Seeing you as a father, a Leader of the Opposition, on Facebook and being sure that like the very vast majority of Parliamentarians you genuinely want the best for New Zealand – albeit in a blue tinted way – you will achieve my second point. But for you and National to achieve the other three, your whole outlook is going to need to change. And after two years watching you on the Opposition benches I do not see that change, or any credible evidence it is going to happen.

It is true that Labour are fluffing around on several things, such as housing, justice and economic growth, but that is where it ends. In their time in office, they have made initial moves to address issues that I thought might have waited until the second term.
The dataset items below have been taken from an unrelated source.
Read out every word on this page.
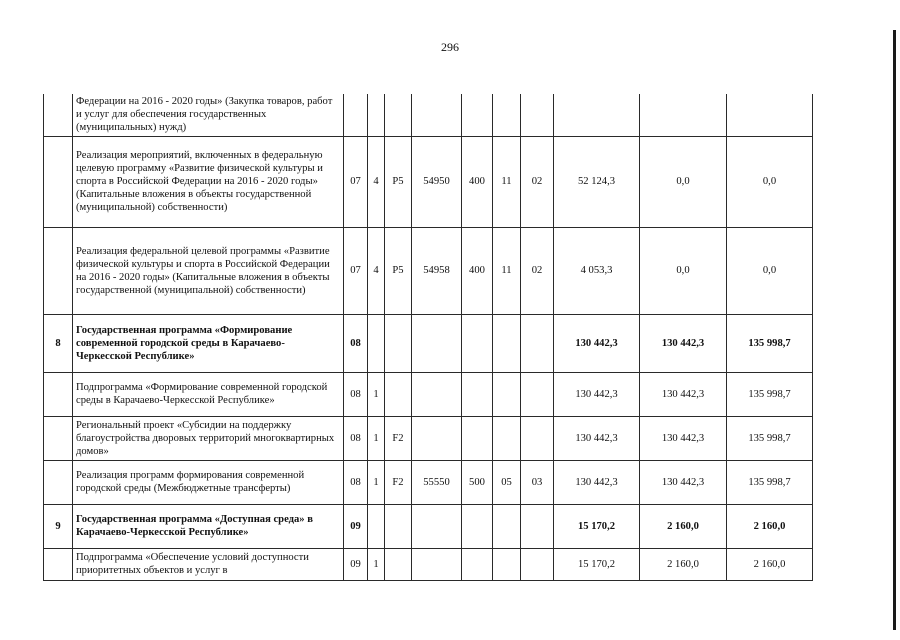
296
	Федерации на 2016 - 2020 годы» (Закупка товаров, работ и услуг для обеспечения государственных (муниципальных) нужд)										
	Реализация мероприятий, включенных в федеральную целевую программу «Развитие физической культуры и спорта в Российской Федерации на 2016 - 2020 годы» (Капитальные вложения в объекты государственной (муниципальной) собственности)	07	4	P5	54950	400	11	02	52 124,3	0,0	0,0
	Реализация федеральной целевой программы «Развитие физической культуры и спорта в Российской Федерации на 2016 - 2020 годы» (Капитальные вложения в объекты государственной (муниципальной) собственности)	07	4	P5	54958	400	11	02	4 053,3	0,0	0,0
8	Государственная программа «Формирование современной городской среды в Карачаево-Черкесской Республике»	08							130 442,3	130 442,3	135 998,7
	Подпрограмма «Формирование современной городской среды в Карачаево-Черкесской Республике»	08	1						130 442,3	130 442,3	135 998,7
	Региональный проект «Субсидии на поддержку благоустройства дворовых территорий многоквартирных домов»	08	1	F2					130 442,3	130 442,3	135 998,7
	Реализация программ формирования современной городской среды (Межбюджетные трансферты)	08	1	F2	55550	500	05	03	130 442,3	130 442,3	135 998,7
9	Государственная программа «Доступная среда» в Карачаево-Черкесской Республике»	09							15 170,2	2 160,0	2 160,0
	Подпрограмма «Обеспечение условий доступности приоритетных объектов и услуг в	09	1						15 170,2	2 160,0	2 160,0
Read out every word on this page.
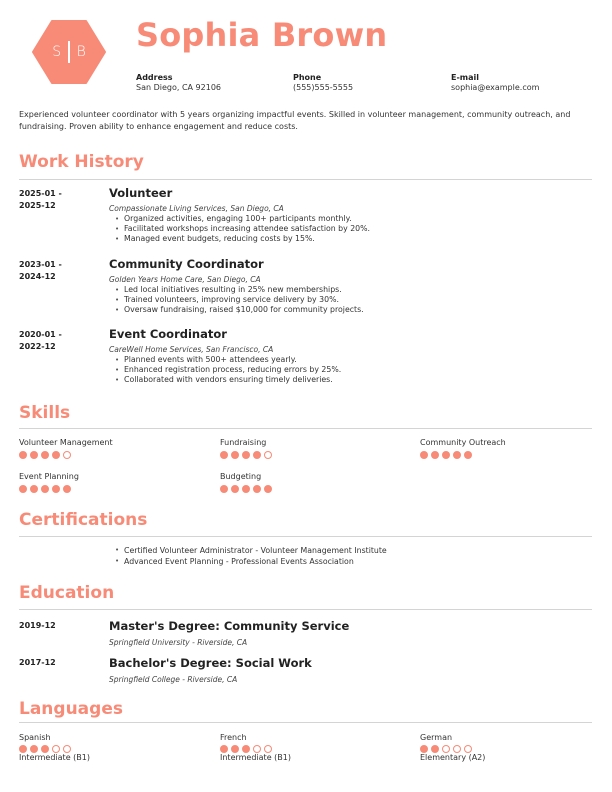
S B Sophia Brown
Address
San Diego, CA 92106
Phone
(555)555-5555
E-mail
sophia@example.com
Experienced volunteer coordinator with 5 years organizing impactful events. Skilled in volunteer management, community outreach, and fundraising. Proven ability to enhance engagement and reduce costs.
Work History
2025-01 -
2025-12
Volunteer
Compassionate Living Services, San Diego, CA
• Organized activities, engaging 100+ participants monthly.
• Facilitated workshops increasing attendee satisfaction by 20%.
• Managed event budgets, reducing costs by 15%.
2023-01 -
2024-12
Community Coordinator
Golden Years Home Care, San Diego, CA
• Led local initiatives resulting in 25% new memberships.
• Trained volunteers, improving service delivery by 30%.
• Oversaw fundraising, raised $10,000 for community projects.
2020-01 -
2022-12
Event Coordinator
CareWell Home Services, San Francisco, CA
• Planned events with 500+ attendees yearly.
• Enhanced registration process, reducing errors by 25%.
• Collaborated with vendors ensuring timely deliveries.
Skills
Volunteer Management	Fundraising	Community Outreach
Event Planning	Budgeting
Certifications
• Certified Volunteer Administrator - Volunteer Management Institute
• Advanced Event Planning - Professional Events Association
Education
2019-12	Master's Degree: Community Service
Springfield University - Riverside, CA
2017-12	Bachelor's Degree: Social Work
Springfield College - Riverside, CA
Languages
Spanish
Intermediate (B1)
French
Intermediate (B1)
German
Elementary (A2)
Minister of Defence Ron Mark had big expenditure decisions to make for the Defence Force, and with the exception of the replacement transport aircraft for our old C-130H Hercules, he has pulled them off superbly. The move on oil and gas was always going to come, but I thought it might have waited until their second term, and it is clear that the younger generation of New Zealanders some of whom will vote for the first time this year, want action now.

I can understand that Simon will be disappointed that he is probably not going to get to be Prime Minister. It is the highest honour in New Zealand politics, and an office respected by friends, allies and nations we normally do not have much to do with, alike. But it is true that there is nothing worse than being a first term Leader of the Opposition, because, with two exceptions – ironically both involving Labour Governments – New Zealanders tend to give a first term Government the benefit of the doubt.

So, I am sorry Simon. The coveted office of Prime Minister is most likely not going to be yours when the sun rises on 20 September 2020. Labour will have done enough by the end of this term to justify a second one in office, because after all, the old saying goes

“Opposition’s do not win elections; Government’s lose them”.